Salamanca: Crazy about the Frog
One should enter the capital of the namesake province from the south. Just because the view of the old town that raises up above Tormes River must be your first impression of Salamanca. And everything you’ll encounter next not only will uphold high standards but even will surprise you once or twice. Even to lucky ones who meet the city after dark when it looks even more magical illuminated by floodlights.
Right past ancient Roman bridge get rid of your auto for a while (leave it at one of numerous and spacious parkings), you won’t be needing it any more. Not because there is no passage for transport further ahead: probably, the only place one cannot access in a car is the centre of Plaza Mayor – baroque archways are way to narrow. However concentration of architectural masterpieces per square meter is so dense there that you simply wouldn’t want to miss a single thing.
Convento de San Esteban is among the first to greet guests of the city, its construction was fulfilled in early 17th century.
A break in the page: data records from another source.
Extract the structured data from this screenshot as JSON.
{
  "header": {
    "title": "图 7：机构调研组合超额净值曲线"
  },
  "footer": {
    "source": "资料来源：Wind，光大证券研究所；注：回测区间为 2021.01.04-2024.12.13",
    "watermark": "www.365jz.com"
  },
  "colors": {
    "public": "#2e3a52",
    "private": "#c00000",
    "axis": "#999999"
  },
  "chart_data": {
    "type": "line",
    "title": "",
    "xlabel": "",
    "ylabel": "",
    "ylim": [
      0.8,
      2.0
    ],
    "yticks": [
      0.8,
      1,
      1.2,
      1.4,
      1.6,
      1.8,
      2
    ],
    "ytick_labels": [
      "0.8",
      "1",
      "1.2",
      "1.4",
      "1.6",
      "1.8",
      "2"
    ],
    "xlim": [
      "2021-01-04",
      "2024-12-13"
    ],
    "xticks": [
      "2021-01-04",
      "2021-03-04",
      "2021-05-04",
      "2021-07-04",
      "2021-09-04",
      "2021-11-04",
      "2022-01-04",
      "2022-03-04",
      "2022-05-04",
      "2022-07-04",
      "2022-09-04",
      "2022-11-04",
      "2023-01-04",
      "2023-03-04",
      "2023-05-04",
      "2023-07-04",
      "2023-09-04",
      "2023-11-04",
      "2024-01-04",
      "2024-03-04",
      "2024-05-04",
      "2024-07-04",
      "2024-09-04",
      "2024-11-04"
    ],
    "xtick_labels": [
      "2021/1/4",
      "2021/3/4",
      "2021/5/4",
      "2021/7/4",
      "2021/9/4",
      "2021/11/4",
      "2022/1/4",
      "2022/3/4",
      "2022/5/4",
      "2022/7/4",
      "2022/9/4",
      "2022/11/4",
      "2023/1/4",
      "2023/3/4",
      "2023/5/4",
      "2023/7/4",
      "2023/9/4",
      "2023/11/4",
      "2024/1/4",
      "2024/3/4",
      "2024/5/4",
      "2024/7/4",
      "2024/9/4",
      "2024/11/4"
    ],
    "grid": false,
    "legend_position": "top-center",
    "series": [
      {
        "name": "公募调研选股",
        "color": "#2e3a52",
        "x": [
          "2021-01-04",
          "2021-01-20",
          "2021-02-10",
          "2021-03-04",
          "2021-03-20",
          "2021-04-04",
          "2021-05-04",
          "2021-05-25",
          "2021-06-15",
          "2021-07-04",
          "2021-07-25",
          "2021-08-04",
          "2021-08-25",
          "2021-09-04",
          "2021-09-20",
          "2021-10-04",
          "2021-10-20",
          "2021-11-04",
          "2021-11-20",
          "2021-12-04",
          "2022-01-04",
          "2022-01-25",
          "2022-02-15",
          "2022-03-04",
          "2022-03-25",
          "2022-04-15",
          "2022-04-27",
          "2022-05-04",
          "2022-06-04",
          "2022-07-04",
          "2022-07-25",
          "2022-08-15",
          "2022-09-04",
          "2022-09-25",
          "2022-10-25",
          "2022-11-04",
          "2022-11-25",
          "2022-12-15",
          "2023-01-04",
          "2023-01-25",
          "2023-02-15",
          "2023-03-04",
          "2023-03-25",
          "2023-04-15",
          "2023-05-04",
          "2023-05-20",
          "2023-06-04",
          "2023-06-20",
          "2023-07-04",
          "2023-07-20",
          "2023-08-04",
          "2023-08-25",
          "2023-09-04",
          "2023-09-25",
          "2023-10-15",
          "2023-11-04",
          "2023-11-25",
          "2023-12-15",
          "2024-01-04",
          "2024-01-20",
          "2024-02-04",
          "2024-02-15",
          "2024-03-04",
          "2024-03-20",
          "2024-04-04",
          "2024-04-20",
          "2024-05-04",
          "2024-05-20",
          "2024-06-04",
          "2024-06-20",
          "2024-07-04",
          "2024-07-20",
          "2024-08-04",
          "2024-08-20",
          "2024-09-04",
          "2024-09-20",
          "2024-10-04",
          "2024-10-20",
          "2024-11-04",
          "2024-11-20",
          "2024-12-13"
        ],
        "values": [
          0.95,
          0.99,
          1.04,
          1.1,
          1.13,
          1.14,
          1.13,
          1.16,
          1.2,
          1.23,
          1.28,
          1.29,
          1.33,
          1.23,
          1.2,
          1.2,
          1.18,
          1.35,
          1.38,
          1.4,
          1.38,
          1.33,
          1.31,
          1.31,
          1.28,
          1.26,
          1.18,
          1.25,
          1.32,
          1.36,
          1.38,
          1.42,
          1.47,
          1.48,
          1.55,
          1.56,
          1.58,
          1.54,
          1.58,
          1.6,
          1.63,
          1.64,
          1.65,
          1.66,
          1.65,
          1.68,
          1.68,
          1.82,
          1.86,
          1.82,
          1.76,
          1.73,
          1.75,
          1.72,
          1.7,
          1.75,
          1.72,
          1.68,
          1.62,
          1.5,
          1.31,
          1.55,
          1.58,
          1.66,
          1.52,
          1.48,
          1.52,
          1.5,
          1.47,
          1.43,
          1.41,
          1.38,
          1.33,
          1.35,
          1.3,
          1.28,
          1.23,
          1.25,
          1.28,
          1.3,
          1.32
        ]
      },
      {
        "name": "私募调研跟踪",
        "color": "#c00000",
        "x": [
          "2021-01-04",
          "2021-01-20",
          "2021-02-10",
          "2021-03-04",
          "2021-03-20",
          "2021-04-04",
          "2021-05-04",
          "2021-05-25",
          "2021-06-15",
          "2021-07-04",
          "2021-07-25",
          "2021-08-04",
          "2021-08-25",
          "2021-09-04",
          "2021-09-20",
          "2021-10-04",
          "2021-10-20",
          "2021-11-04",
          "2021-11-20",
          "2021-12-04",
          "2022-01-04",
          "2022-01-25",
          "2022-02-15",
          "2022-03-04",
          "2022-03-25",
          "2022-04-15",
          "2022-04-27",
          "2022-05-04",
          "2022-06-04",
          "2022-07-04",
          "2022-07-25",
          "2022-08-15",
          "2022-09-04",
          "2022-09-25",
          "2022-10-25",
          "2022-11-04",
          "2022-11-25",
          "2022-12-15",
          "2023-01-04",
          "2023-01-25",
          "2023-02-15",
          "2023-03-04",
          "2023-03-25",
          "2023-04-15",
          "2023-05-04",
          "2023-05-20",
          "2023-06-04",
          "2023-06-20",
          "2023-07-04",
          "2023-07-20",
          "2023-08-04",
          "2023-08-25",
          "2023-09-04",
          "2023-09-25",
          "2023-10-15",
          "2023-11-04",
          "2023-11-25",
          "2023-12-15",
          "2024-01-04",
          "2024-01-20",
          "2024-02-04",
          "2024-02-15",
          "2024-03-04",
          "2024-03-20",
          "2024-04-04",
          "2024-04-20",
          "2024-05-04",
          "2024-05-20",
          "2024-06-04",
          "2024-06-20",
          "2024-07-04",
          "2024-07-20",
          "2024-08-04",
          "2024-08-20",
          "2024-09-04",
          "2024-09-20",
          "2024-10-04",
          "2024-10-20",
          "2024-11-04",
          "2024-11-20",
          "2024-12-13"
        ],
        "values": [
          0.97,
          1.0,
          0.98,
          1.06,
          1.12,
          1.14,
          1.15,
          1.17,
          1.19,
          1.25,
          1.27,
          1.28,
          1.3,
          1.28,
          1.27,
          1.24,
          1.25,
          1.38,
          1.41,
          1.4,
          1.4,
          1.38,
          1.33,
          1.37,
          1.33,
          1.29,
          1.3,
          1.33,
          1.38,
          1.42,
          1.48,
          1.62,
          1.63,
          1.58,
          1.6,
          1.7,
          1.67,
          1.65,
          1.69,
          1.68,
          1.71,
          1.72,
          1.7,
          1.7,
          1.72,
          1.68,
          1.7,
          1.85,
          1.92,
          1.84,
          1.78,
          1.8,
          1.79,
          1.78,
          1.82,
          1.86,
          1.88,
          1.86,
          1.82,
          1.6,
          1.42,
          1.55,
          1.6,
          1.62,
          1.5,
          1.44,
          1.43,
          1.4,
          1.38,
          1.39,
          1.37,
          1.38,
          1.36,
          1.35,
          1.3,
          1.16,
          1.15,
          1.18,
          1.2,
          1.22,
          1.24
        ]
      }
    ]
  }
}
Entrance there is open only in certain hours – lovers of late Gothic will have to carefully add the visit to their day plan. And one also shouldn’t forget that a stone’s throw away His Majecsty the Cathedral of Salamanca is expecting everyone.
And it is it that harbors the first surprise. The thing is that there are in fact two cathedrals: Catedral Nuevo and Catedral Viejo – in simple terms, Old and New ones. They get along perfectly under the same roof and share common entrance. First one to salute guests is the “younger brother” that was being built some two centuries ago. While indulging your eyes in gorgeous decorations, you keep telling your neck that it doesn’t hurt, because you have to look up almost all the time and there is no way to take your eyes off of painted domes and carved wood. No wonder that an archway that leads to the Old Cathedral, located at the level of human sight, many fail to notice straight away. But once you’ve gone through it, it is impossible to shake off the feeling that time portals exist. This one brings visitors 400 years back to unveil much more restrained Roman architecture.
To exist the building, you perform a time leap from year 1140 directly to 21st century: in the square in front of the cathedral modern sculptures sprouted like mushrooms after the summer rain. It is also there where a terminal station of a wonder train is situated; its passengers have an opportunity to see main landmarks of Salamanca in express mode.
One of them is Casa de las Conchas (House with Shells) – it used to be house, indeed, or more like a manor of a knight of the Order of Santiago de Compostela. Streets that netlike fan in all directions from this renaissance building are scattered with souvenir shops - and one feels tempted to call them ponds. That’s because inside them there are frogs right, left and centre! Vendors gladly tell curious tourists that “rana” is a symbol of the city; it lives on a façade of university and it brings luck to the ones who see it.
The university itself, established in 1254, is a picture of history in its retrospective. Students still study there: within those walls that have seen it all over 800 years, modern boys and girls sit with their smartphones and absorb knowledge. And each of them wants to successfully pass exams. Alongside knowledge, some luck may be of use there. And we already know who is responsible for that component!
But this very responsible frog is a cunning lady. And it brings luck only to most tireless ones. In order to figure out people with that quality among thousands of tourists, students and local dwellers, it learned how to disguise itself. You look at pictures and cards on every corner and it seems to you that it is impossible not to spot a frog on a skull. But it’s not as easy as it looks! First you need to find necessary façade of the necessary campus building. Then you stand and stare at it at wit’s end until someone passes by to point finger to the spot you’ve already looked at a dozen times. Then you peer for another three minutes into where the finger recently pointed. And only then, maybe, you will distinguish a tiny animal on a third skull from the left on the first capital of the right pilaster!
Upon having tasted frog’s luck (not leg as you might have thought), travelled in time to one’s heart content and become completely stunned with architectural beauties, it is high time to make yourself cozy at one of local cafés. Over a glass of sangria with an accompaniment of jamon (Spanish ham) try and comprehend how it is possible for one city to accommodate so many so different things and how lucky you are to see and experience it all.